There have been many times innocent remarks will send my mind into schizophrenia.   I feel terrorized, the madman attacks, and then the insane paranoid delusions set in.  My mental connections go haywire, I start rocking back-an-forth, true craziness and my fears become consuming.  The stranger trying to console me becomes the policeman who has come to arrest me.  Fear becomes a life of its own.  My thoughts are uncontrollable, scaring me when I do not want to be scared.  My mind will race wildly and I become terrified of my fears because I cannot escape them since they originate with me.  My anger just burns. 

When I come out of one of these burning attacks, after both my body and my brain have splintered into a thousand pieces, I deteriorate into a state of emptiness.  I become isolated from my environment, from other people, and from my inner life --- from thinking feeling and doing.  My deep struggle between these various pairs of polar opposites: between identification with others and a rejection of them, between feelings and doing, between love and hate, is all this emptiness.  The ambivalence becomes so intense the evil will exclude the good.  Eventually, my suffering becomes this nothingness: nothing to identify with, nothing true, and nothing valuable in which I can believe in.  My fear becomes fulfilled and within this void feels this terrifying attraction to darkness.

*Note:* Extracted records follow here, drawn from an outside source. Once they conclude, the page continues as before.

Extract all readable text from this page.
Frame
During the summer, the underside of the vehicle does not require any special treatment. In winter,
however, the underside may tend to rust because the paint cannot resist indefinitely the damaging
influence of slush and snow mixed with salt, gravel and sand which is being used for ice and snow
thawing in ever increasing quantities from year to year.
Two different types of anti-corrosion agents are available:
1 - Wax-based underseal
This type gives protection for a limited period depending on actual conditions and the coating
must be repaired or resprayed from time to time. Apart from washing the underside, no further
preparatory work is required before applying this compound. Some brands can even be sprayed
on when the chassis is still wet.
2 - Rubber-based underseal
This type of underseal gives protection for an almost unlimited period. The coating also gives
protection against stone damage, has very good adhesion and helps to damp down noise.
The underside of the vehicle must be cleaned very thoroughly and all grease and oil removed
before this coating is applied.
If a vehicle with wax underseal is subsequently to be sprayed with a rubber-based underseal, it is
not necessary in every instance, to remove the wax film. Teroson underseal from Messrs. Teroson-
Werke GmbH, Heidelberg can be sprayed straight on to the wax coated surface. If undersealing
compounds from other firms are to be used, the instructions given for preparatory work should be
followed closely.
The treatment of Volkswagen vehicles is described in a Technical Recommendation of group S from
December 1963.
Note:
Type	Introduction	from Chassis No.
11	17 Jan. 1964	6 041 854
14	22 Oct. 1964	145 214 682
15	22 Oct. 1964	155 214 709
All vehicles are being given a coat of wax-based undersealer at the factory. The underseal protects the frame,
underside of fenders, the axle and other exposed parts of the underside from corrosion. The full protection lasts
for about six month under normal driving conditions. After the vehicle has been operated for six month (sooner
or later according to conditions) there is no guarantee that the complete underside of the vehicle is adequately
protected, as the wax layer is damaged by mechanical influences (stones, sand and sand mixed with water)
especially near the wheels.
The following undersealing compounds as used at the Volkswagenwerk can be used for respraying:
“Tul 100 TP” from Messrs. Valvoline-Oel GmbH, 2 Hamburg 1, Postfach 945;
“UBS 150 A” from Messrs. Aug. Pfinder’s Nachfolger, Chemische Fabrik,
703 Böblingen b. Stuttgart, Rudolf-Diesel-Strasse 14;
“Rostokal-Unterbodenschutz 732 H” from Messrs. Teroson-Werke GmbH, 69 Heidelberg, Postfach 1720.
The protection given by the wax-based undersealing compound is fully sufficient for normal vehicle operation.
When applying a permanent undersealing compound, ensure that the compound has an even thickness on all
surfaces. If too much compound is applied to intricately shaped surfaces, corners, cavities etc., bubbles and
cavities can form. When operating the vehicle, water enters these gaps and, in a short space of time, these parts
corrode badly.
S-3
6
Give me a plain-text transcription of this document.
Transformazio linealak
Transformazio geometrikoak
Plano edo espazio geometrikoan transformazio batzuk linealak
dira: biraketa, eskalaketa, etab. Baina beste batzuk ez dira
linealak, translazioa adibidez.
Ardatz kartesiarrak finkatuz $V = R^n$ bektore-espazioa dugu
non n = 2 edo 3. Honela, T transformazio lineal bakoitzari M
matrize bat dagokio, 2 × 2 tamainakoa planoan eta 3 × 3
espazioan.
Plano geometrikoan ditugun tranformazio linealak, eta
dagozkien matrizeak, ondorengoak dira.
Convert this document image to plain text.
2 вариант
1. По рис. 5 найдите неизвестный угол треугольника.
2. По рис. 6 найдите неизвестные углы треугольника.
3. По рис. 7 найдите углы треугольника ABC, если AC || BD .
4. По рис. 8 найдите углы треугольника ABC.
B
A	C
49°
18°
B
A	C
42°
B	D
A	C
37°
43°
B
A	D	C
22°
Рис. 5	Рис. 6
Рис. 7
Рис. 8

There is a part of me that over identifies with my woundedness, with my sense of inner deficiency, and sometimes I make a lifestyle out of suffering.  It gives me something to do in my agitation and restless mind.  Yet other times I have caught myself in my emotional reactions and my belief in my deficiency, letting this raw material filter through my unconsciousness.  The moment becomes this opening, a moment of inspiration, like a catalyst shocking me into awareness.  This suffering compels me to choose to give it a meaning.  Giving a meaning to my suffering and pain, to give meaning to my experience, even my nothingness, creates me.  It feels like suffering is a positive force and I can sustain my awareness of myself here.  This place is to suffer and give meaning to it is a self that who transcends it.  The moment becomes the self and I fall into my faith, feeling my deep void.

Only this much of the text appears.